With edge computing advancements increasing rapidly, AWS is keeping pace with SageMaker Edge Manager.
Edge Manager helps developers to optimize, secure, monitor, and maintain ML models deployed on fleets of edge devices. In addition to helping optimize ML models and manage edge devices, Edge Manager also provides the ability to cryptographically sign models, upload prediction data from devices to SageMaker for monitoring and analysis, and view a dashboard that tracks and provided a visual report on the operation of the deployed models within the SageMaker console.
Igor Bergman, VP of Cloud and Software of PCs and Smart Devices at Lenovo, comments:
SageMaker Edge Manager will help eliminate the manual effort required to optimise, monitor, and continuously improve the models after deployment. With it, we expect our models will run faster and consume less memory than with other comparable machine-learning platforms.

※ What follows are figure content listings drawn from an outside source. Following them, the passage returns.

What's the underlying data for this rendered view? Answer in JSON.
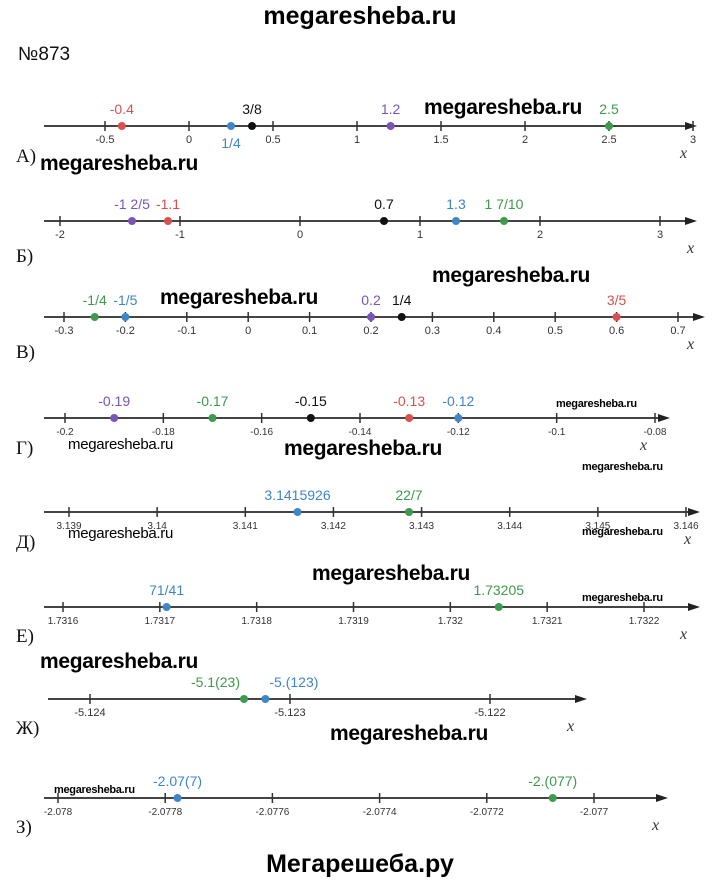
{
  "header": {
    "site": "megaresheba.ru",
    "problem_number": "№873"
  },
  "footer": {
    "site": "Мегарешеба.ру"
  },
  "axis_label": "x",
  "colors": {
    "red": "#d9504e",
    "blue": "#3f86c8",
    "purple": "#7a54b8",
    "green": "#3e9a4c",
    "black": "#111111"
  },
  "watermarks": [
    "megaresheba.ru",
    "megaresheba.ru",
    "megaresheba.ru",
    "megaresheba.ru",
    "megaresheba.ru",
    "megaresheba.ru",
    "megaresheba.ru",
    "megaresheba.ru",
    "megaresheba.ru",
    "megaresheba.ru",
    "megaresheba.ru",
    "megaresheba.ru",
    "megaresheba.ru",
    "megaresheba.ru",
    "megaresheba.ru"
  ],
  "lines": [
    {
      "letter": "А)",
      "ticks": [
        {
          "v": -0.5,
          "t": "-0.5"
        },
        {
          "v": 0,
          "t": "0"
        },
        {
          "v": 0.5,
          "t": "0.5"
        },
        {
          "v": 1,
          "t": "1"
        },
        {
          "v": 1.5,
          "t": "1.5"
        },
        {
          "v": 2,
          "t": "2"
        },
        {
          "v": 2.5,
          "t": "2.5"
        },
        {
          "v": 3,
          "t": "3"
        }
      ],
      "points": [
        {
          "v": -0.4,
          "t": "-0.4",
          "c": "red"
        },
        {
          "v": 0.25,
          "t": "1/4",
          "c": "blue"
        },
        {
          "v": 0.375,
          "t": "3/8",
          "c": "black"
        },
        {
          "v": 1.2,
          "t": "1.2",
          "c": "purple"
        },
        {
          "v": 2.5,
          "t": "2.5",
          "c": "green"
        }
      ]
    },
    {
      "letter": "Б)",
      "ticks": [
        {
          "v": -2,
          "t": "-2"
        },
        {
          "v": -1,
          "t": "-1"
        },
        {
          "v": 0,
          "t": "0"
        },
        {
          "v": 1,
          "t": "1"
        },
        {
          "v": 2,
          "t": "2"
        },
        {
          "v": 3,
          "t": "3"
        }
      ],
      "points": [
        {
          "v": -1.4,
          "t": "-1 2/5",
          "c": "purple"
        },
        {
          "v": -1.1,
          "t": "-1.1",
          "c": "red"
        },
        {
          "v": 0.7,
          "t": "0.7",
          "c": "black"
        },
        {
          "v": 1.3,
          "t": "1.3",
          "c": "blue"
        },
        {
          "v": 1.7,
          "t": "1 7/10",
          "c": "green"
        }
      ]
    },
    {
      "letter": "В)",
      "ticks": [
        {
          "v": -0.3,
          "t": "-0.3"
        },
        {
          "v": -0.2,
          "t": "-0.2"
        },
        {
          "v": -0.1,
          "t": "-0.1"
        },
        {
          "v": 0,
          "t": "0"
        },
        {
          "v": 0.1,
          "t": "0.1"
        },
        {
          "v": 0.2,
          "t": "0.2"
        },
        {
          "v": 0.3,
          "t": "0.3"
        },
        {
          "v": 0.4,
          "t": "0.4"
        },
        {
          "v": 0.5,
          "t": "0.5"
        },
        {
          "v": 0.6,
          "t": "0.6"
        },
        {
          "v": 0.7,
          "t": "0.7"
        }
      ],
      "points": [
        {
          "v": -0.25,
          "t": "-1/4",
          "c": "green"
        },
        {
          "v": -0.2,
          "t": "-1/5",
          "c": "blue"
        },
        {
          "v": 0.2,
          "t": "0.2",
          "c": "purple"
        },
        {
          "v": 0.25,
          "t": "1/4",
          "c": "black"
        },
        {
          "v": 0.6,
          "t": "3/5",
          "c": "red"
        }
      ]
    },
    {
      "letter": "Г)",
      "ticks": [
        {
          "v": -0.2,
          "t": "-0.2"
        },
        {
          "v": -0.18,
          "t": "-0.18"
        },
        {
          "v": -0.16,
          "t": "-0.16"
        },
        {
          "v": -0.14,
          "t": "-0.14"
        },
        {
          "v": -0.12,
          "t": "-0.12"
        },
        {
          "v": -0.1,
          "t": "-0.1"
        },
        {
          "v": -0.08,
          "t": "-0.08"
        }
      ],
      "points": [
        {
          "v": -0.19,
          "t": "-0.19",
          "c": "purple"
        },
        {
          "v": -0.17,
          "t": "-0.17",
          "c": "green"
        },
        {
          "v": -0.15,
          "t": "-0.15",
          "c": "black"
        },
        {
          "v": -0.13,
          "t": "-0.13",
          "c": "red"
        },
        {
          "v": -0.12,
          "t": "-0.12",
          "c": "blue"
        }
      ]
    },
    {
      "letter": "Д)",
      "ticks": [
        {
          "v": 3.139,
          "t": "3.139"
        },
        {
          "v": 3.14,
          "t": "3.14"
        },
        {
          "v": 3.141,
          "t": "3.141"
        },
        {
          "v": 3.142,
          "t": "3.142"
        },
        {
          "v": 3.143,
          "t": "3.143"
        },
        {
          "v": 3.144,
          "t": "3.144"
        },
        {
          "v": 3.145,
          "t": "3.145"
        },
        {
          "v": 3.146,
          "t": "3.146"
        }
      ],
      "points": [
        {
          "v": 3.1415926,
          "t": "3.1415926",
          "c": "blue"
        },
        {
          "v": 3.142857,
          "t": "22/7",
          "c": "green"
        }
      ]
    },
    {
      "letter": "Е)",
      "ticks": [
        {
          "v": 1.7316,
          "t": "1.7316"
        },
        {
          "v": 1.7317,
          "t": "1.7317"
        },
        {
          "v": 1.7318,
          "t": "1.7318"
        },
        {
          "v": 1.7319,
          "t": "1.7319"
        },
        {
          "v": 1.732,
          "t": "1.732"
        },
        {
          "v": 1.7321,
          "t": "1.7321"
        },
        {
          "v": 1.7322,
          "t": "1.7322"
        }
      ],
      "points": [
        {
          "v": 1.731707,
          "t": "71/41",
          "c": "blue"
        },
        {
          "v": 1.73205,
          "t": "1.73205",
          "c": "green"
        }
      ]
    },
    {
      "letter": "Ж)",
      "ticks": [
        {
          "v": -5.124,
          "t": "-5.124"
        },
        {
          "v": -5.123,
          "t": "-5.123"
        },
        {
          "v": -5.122,
          "t": "-5.122"
        }
      ],
      "points": [
        {
          "v": -5.12323,
          "t": "-5.1(23)",
          "c": "green"
        },
        {
          "v": -5.123123,
          "t": "-5.(123)",
          "c": "blue"
        }
      ]
    },
    {
      "letter": "З)",
      "ticks": [
        {
          "v": -2.078,
          "t": "-2.078"
        },
        {
          "v": -2.0778,
          "t": "-2.0778"
        },
        {
          "v": -2.0776,
          "t": "-2.0776"
        },
        {
          "v": -2.0774,
          "t": "-2.0774"
        },
        {
          "v": -2.0772,
          "t": "-2.0772"
        },
        {
          "v": -2.077,
          "t": "-2.077"
        }
      ],
      "points": [
        {
          "v": -2.077777,
          "t": "-2.07(7)",
          "c": "blue"
        },
        {
          "v": -2.077077,
          "t": "-2.(077)",
          "c": "green"
        }
      ]
    }
  ]
}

As we extend AI to new applications across the Lenovo services portfolio, we will continue to require a high-performance pipeline that is flexible and scalable both in the cloud and on millions of edge devices. That’s why we selected the Amazon SageMaker platform. With its rich edge-to-cloud and CI/CD workflow capabilities, we can effectively bring our machine learning models to any device workflow for much higher productivity.

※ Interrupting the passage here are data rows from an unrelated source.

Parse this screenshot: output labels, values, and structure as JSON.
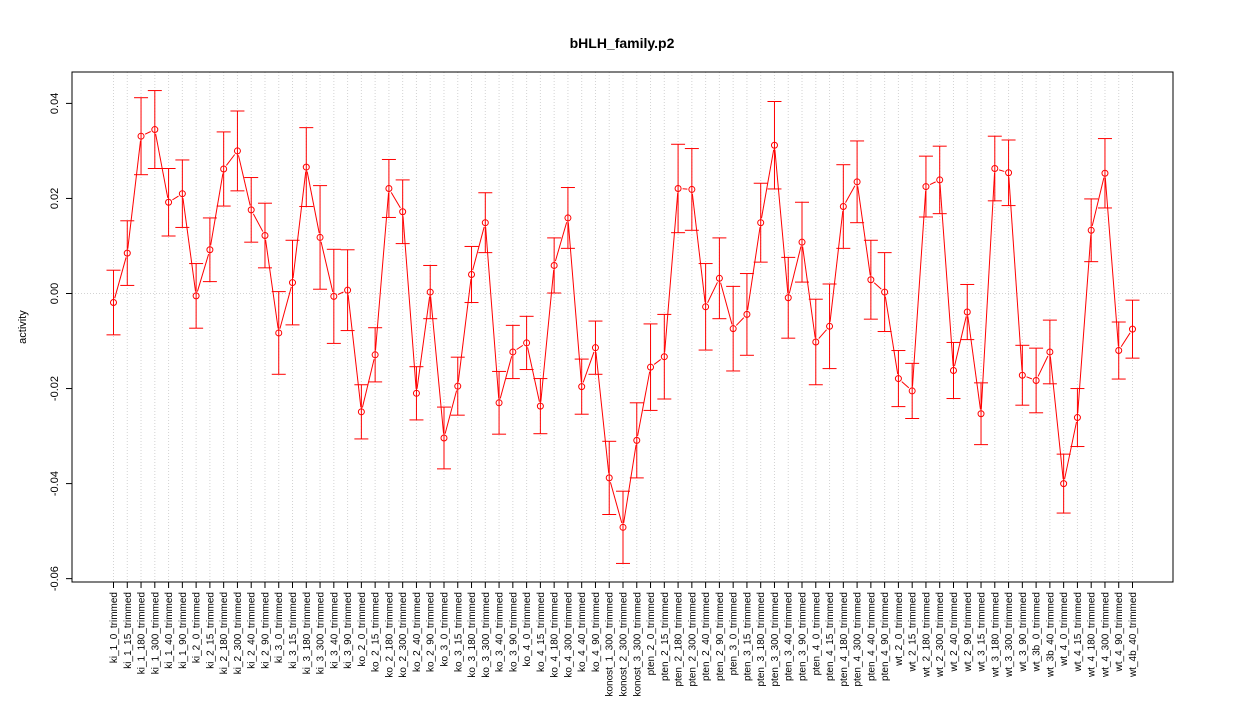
{
  "chart_data": {
    "type": "line",
    "title": "bHLH_family.p2",
    "xlabel": "",
    "ylabel": "activity",
    "ylim": [
      -0.0615,
      0.047
    ],
    "yticks": [
      -0.06,
      -0.04,
      -0.02,
      0.0,
      0.02,
      0.04
    ],
    "ytick_labels": [
      "-0.06",
      "-0.04",
      "-0.02",
      "0.00",
      "0.02",
      "0.04"
    ],
    "grid": true,
    "series_color": "#ff0000",
    "categories": [
      "ki_1_0_trimmed",
      "ki_1_15_trimmed",
      "ki_1_180_trimmed",
      "ki_1_300_trimmed",
      "ki_1_40_trimmed",
      "ki_1_90_trimmed",
      "ki_2_0_trimmed",
      "ki_2_15_trimmed",
      "ki_2_180_trimmed",
      "ki_2_300_trimmed",
      "ki_2_40_trimmed",
      "ki_2_90_trimmed",
      "ki_3_0_trimmed",
      "ki_3_15_trimmed",
      "ki_3_180_trimmed",
      "ki_3_300_trimmed",
      "ki_3_40_trimmed",
      "ki_3_90_trimmed",
      "ko_2_0_trimmed",
      "ko_2_15_trimmed",
      "ko_2_180_trimmed",
      "ko_2_300_trimmed",
      "ko_2_40_trimmed",
      "ko_2_90_trimmed",
      "ko_3_0_trimmed",
      "ko_3_15_trimmed",
      "ko_3_180_trimmed",
      "ko_3_300_trimmed",
      "ko_3_40_trimmed",
      "ko_3_90_trimmed",
      "ko_4_0_trimmed",
      "ko_4_15_trimmed",
      "ko_4_180_trimmed",
      "ko_4_300_trimmed",
      "ko_4_40_trimmed",
      "ko_4_90_trimmed",
      "konost_1_300_trimmed",
      "konost_2_300_trimmed",
      "konost_3_300_trimmed",
      "pten_2_0_trimmed",
      "pten_2_15_trimmed",
      "pten_2_180_trimmed",
      "pten_2_300_trimmed",
      "pten_2_40_trimmed",
      "pten_2_90_trimmed",
      "pten_3_0_trimmed",
      "pten_3_15_trimmed",
      "pten_3_180_trimmed",
      "pten_3_300_trimmed",
      "pten_3_40_trimmed",
      "pten_3_90_trimmed",
      "pten_4_0_trimmed",
      "pten_4_15_trimmed",
      "pten_4_180_trimmed",
      "pten_4_300_trimmed",
      "pten_4_40_trimmed",
      "pten_4_90_trimmed",
      "wt_2_0_trimmed",
      "wt_2_15_trimmed",
      "wt_2_180_trimmed",
      "wt_2_300_trimmed",
      "wt_2_40_trimmed",
      "wt_2_90_trimmed",
      "wt_3_15_trimmed",
      "wt_3_180_trimmed",
      "wt_3_300_trimmed",
      "wt_3_90_trimmed",
      "wt_3b_0_trimmed",
      "wt_3b_40_trimmed",
      "wt_4_0_trimmed",
      "wt_4_15_trimmed",
      "wt_4_180_trimmed",
      "wt_4_300_trimmed",
      "wt_4_90_trimmed",
      "wt_4b_40_trimmed"
    ],
    "values": [
      -0.0019,
      0.0085,
      0.0331,
      0.0345,
      0.0192,
      0.021,
      -0.0005,
      0.0092,
      0.0262,
      0.03,
      0.0176,
      0.0122,
      -0.0083,
      0.0023,
      0.0266,
      0.0118,
      -0.0006,
      0.0007,
      -0.0249,
      -0.0129,
      0.0221,
      0.0172,
      -0.021,
      0.0003,
      -0.0304,
      -0.0195,
      0.004,
      0.0149,
      -0.023,
      -0.0123,
      -0.0104,
      -0.0237,
      0.0059,
      0.0159,
      -0.0196,
      -0.0114,
      -0.0388,
      -0.0492,
      -0.0309,
      -0.0155,
      -0.0133,
      0.0221,
      0.0219,
      -0.0028,
      0.0032,
      -0.0074,
      -0.0044,
      0.0149,
      0.0312,
      -0.0009,
      0.0108,
      -0.0102,
      -0.0069,
      0.0183,
      0.0235,
      0.0029,
      0.0003,
      -0.0179,
      -0.0205,
      0.0225,
      0.0239,
      -0.0162,
      -0.0039,
      -0.0253,
      0.0263,
      0.0254,
      -0.0172,
      -0.0183,
      -0.0123,
      -0.04,
      -0.0261,
      0.0133,
      0.0253,
      -0.012,
      -0.0075
    ],
    "error": [
      0.0068,
      0.0068,
      0.0081,
      0.0082,
      0.0071,
      0.0071,
      0.0068,
      0.0067,
      0.0078,
      0.0084,
      0.0068,
      0.0068,
      0.0087,
      0.0089,
      0.0083,
      0.0109,
      0.0099,
      0.0085,
      0.0057,
      0.0057,
      0.0061,
      0.0067,
      0.0056,
      0.0056,
      0.0065,
      0.0061,
      0.0059,
      0.0063,
      0.0066,
      0.0056,
      0.0056,
      0.0058,
      0.0058,
      0.0064,
      0.0058,
      0.0056,
      0.0077,
      0.0076,
      0.0079,
      0.0091,
      0.0089,
      0.0093,
      0.0086,
      0.0091,
      0.0085,
      0.0089,
      0.0086,
      0.0083,
      0.0092,
      0.0085,
      0.0084,
      0.009,
      0.0089,
      0.0088,
      0.0086,
      0.0083,
      0.0083,
      0.0059,
      0.0058,
      0.0064,
      0.0071,
      0.0059,
      0.0058,
      0.0065,
      0.0068,
      0.0069,
      0.0063,
      0.0068,
      0.0067,
      0.0062,
      0.0061,
      0.0066,
      0.0073,
      0.006,
      0.0061
    ]
  }
}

Finally, SageMaker JumpStart aims to make it easier for developers which have little experience with machine learning deployments to get started.
JumpStart provides developers with an easy-to-use, searchable interface to find best-in-class solutions, algorithms, and sample notebooks. Developers can select from several end-to-end machine learning templates(e.g. fraud detection, customer churn prediction, or forecasting) and deploy them directly into their SageMaker Studio environments.
AWS has been on a roll with SageMaker improvements—delivering more than 50 new capabilities over the past year. After this bumper feature drop, we probably shouldn’t expect any more until we’ve put 2020 behind us.